Where Training Loss is the mean of the training losses over that epoch and the Test Loss is the mean of the test loss over the samples of the test dataset.

After some iterations, you can appreciate how both the training loss and the test loss will decrease.

Other approaches

Although the purpose of this guide is to show how to work with Keras in a low level of abstraction, this is not a good practice or the preferred approach. Why? Because Keras’ high level of abstraction is the desired outcome of a carefully designed project. So the usage of these tools should be an exception and not the norm unless you really want to work at a low level of abstraction.

But, what if I want to work at a low level of abstraction? (maybe you are a researcher in optimization writing a new optimizer, or maybe you are working in algebra for scientific computing… who knows?) In that case, you could ask yourself: Is there any other alternative way to build training loops if I do really want to take control of everything?
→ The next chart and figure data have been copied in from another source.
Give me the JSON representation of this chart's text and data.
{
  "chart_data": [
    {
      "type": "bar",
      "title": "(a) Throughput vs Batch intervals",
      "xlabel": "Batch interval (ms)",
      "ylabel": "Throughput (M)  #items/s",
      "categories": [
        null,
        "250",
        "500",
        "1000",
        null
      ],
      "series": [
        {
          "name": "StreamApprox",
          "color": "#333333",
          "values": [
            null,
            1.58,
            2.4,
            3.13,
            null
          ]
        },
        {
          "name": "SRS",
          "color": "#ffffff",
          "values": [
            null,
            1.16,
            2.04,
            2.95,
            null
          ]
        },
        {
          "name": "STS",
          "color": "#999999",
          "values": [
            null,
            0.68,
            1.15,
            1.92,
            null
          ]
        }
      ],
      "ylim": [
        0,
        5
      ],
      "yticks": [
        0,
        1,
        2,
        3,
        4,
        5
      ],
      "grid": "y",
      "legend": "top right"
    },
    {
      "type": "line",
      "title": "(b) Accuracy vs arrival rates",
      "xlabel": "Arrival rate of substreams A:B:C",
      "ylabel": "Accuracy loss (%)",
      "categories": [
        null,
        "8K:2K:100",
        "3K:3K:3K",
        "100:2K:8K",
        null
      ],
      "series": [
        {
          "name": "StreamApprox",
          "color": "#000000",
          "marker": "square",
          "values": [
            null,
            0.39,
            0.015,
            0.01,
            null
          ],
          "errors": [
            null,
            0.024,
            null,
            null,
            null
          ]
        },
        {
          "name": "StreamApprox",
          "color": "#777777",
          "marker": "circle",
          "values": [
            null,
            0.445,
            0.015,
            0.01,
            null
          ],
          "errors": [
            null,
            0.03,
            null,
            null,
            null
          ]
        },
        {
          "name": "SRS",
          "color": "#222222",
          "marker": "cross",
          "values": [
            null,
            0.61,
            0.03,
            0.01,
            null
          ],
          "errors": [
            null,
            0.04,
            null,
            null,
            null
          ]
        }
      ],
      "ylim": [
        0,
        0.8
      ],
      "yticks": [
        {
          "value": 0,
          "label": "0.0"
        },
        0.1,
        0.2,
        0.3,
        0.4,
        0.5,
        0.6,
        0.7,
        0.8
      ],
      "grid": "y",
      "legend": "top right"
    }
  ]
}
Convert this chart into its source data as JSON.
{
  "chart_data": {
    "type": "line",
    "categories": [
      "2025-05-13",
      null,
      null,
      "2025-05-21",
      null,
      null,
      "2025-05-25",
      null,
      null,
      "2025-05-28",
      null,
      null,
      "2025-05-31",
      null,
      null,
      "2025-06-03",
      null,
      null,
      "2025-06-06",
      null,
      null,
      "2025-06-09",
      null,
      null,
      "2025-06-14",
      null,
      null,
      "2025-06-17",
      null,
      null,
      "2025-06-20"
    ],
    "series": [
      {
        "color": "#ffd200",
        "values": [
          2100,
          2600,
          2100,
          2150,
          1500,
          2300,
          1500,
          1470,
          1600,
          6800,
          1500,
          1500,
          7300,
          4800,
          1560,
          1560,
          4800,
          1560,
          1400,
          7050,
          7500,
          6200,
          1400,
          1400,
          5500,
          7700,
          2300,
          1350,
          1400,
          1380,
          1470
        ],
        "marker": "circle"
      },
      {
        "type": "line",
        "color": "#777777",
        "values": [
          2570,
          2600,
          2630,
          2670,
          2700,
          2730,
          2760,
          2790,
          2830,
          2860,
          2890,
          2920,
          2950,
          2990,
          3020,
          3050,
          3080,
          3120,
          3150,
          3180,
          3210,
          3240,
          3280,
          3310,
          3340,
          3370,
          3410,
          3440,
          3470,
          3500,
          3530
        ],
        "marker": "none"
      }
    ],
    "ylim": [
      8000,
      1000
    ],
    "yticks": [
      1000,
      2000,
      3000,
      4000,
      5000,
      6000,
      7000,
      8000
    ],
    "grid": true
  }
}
Well, I am happy you asked that question because as an engineer I just can not show one solution without proposing any other alternatives to consider. There are also other 2 great approaches to train your model easily and still have things under your control:

  • Tensor Layer: a widely overlooked project by Google that aims to provide the main building blocks of deep learning models without renouncing to the low level specifics.
  • TensorFlow 2.0 Custom Training Loop: with the integration of Keras into the version 2.0 of Tensorflow you kind of have the best of both worlds, the high level building blocks of Keras with the low level flow control of Tensorflow.

So if you really need the low level go for Tensorflow, if you just need a modest level of abstraction go for TensorLayer but if you, like me, work mostly in the high level go for Keras, and use these tricks to overcome the unusual corner cases where you really need it.